Meselâ, burada gözünüz önünde bir darağacı dikilmiş. (darağacı hükmünde olan ölüm ve ebedî zulümat kapısı olan kabir)  Onun yanında bir piyango (fakat pek büyük bir ikramiye biletleri veren) (Piyango; küçük bir şey verip çok büyük şeyler almağa işarettir.) dairesi var. Biz buradaki on kişi alâküllihal, ister istemez, hiç başka çare yok, oraya davet edileceğiz, bizi çağıracaklar. Ve çağırma zamanı gizli olmasından her dakika, ya “Gel i’dam biletini al, darağacına çık!” (Âhirete inanmayan için) veyahut “Gel, milyonlar altun kazandıran bir ikramiye bileti sana çıkmış gel, al!” demelerini beklerken, birden kapıya iki adam geldi.

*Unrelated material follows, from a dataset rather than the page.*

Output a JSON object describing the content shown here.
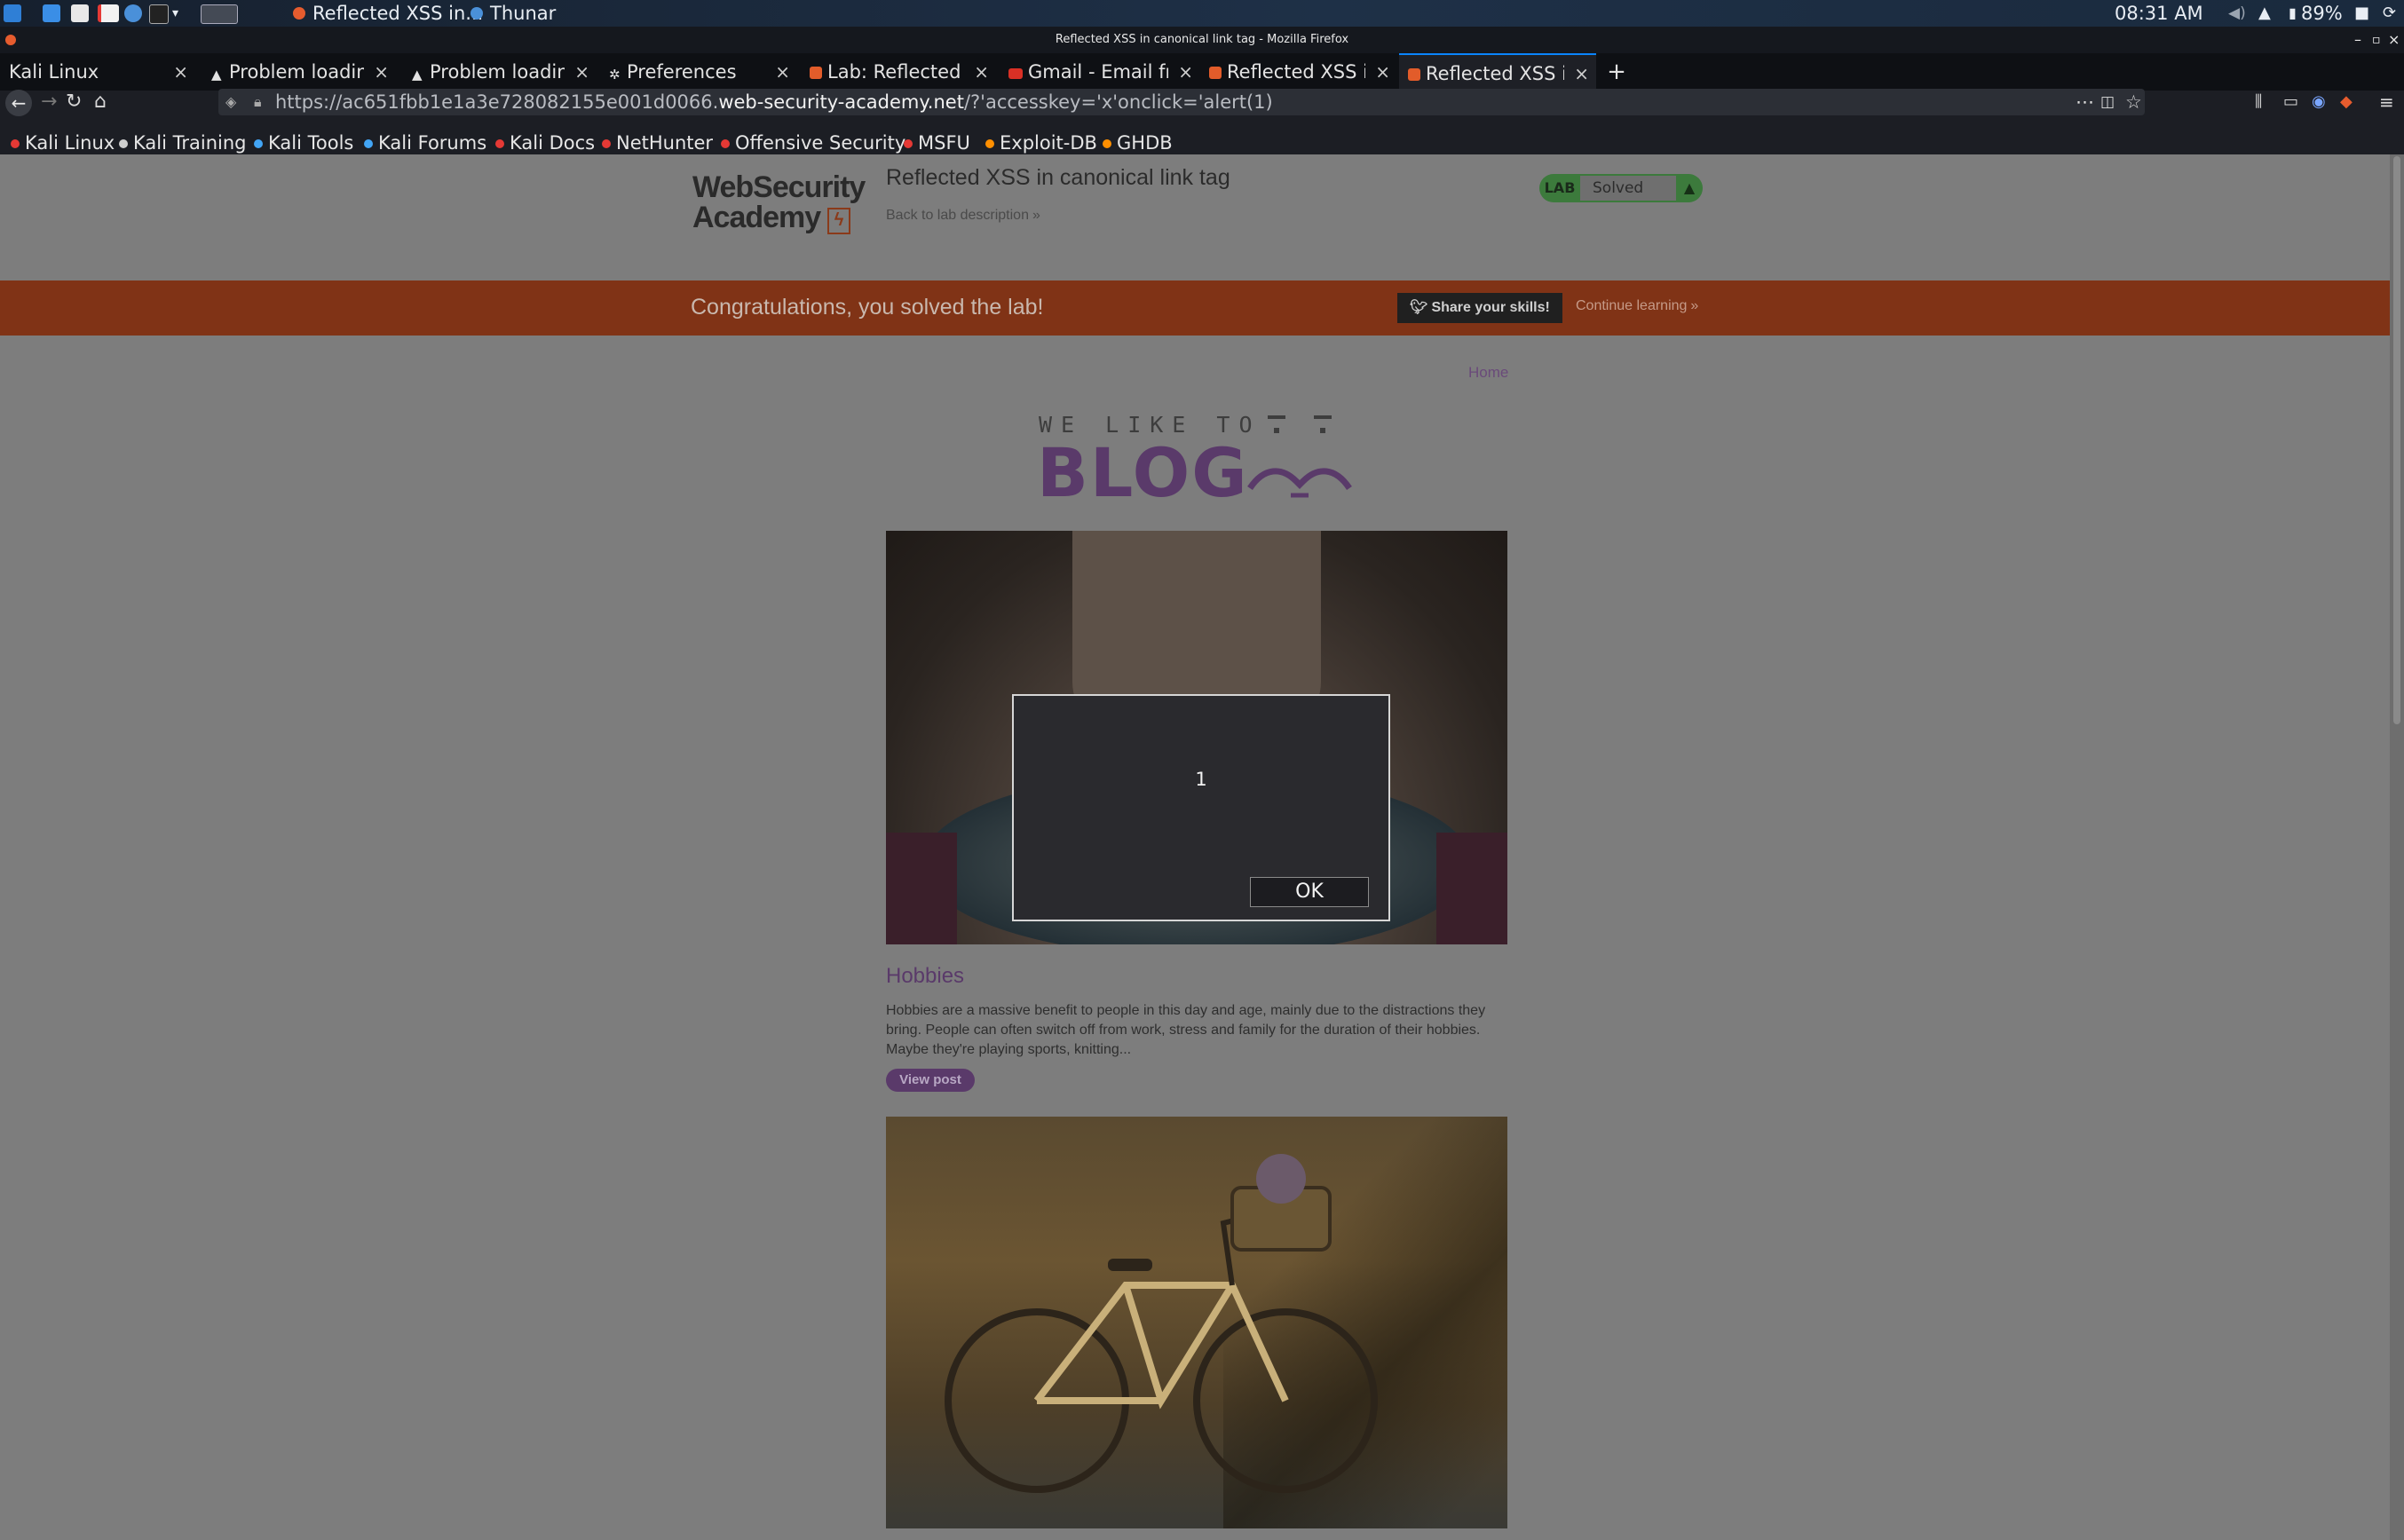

(Yarı çıplak güzel ve aldatıcı bir kadın, hevesatı teşvik ederek ahireti düşünmekten alı koyarak aldatıyor. Hevesatı her zaman kadınlar temsil etmiş.) Biri yarı çıplak güzel ve aldatıcı bir kadın, elinde zahiren gayet tatlı, fakat zehirli bir helva getirip yedirmek istiyor. (Zehirli bal hükmünde olan hevesat-ı gayr-ı meşrua)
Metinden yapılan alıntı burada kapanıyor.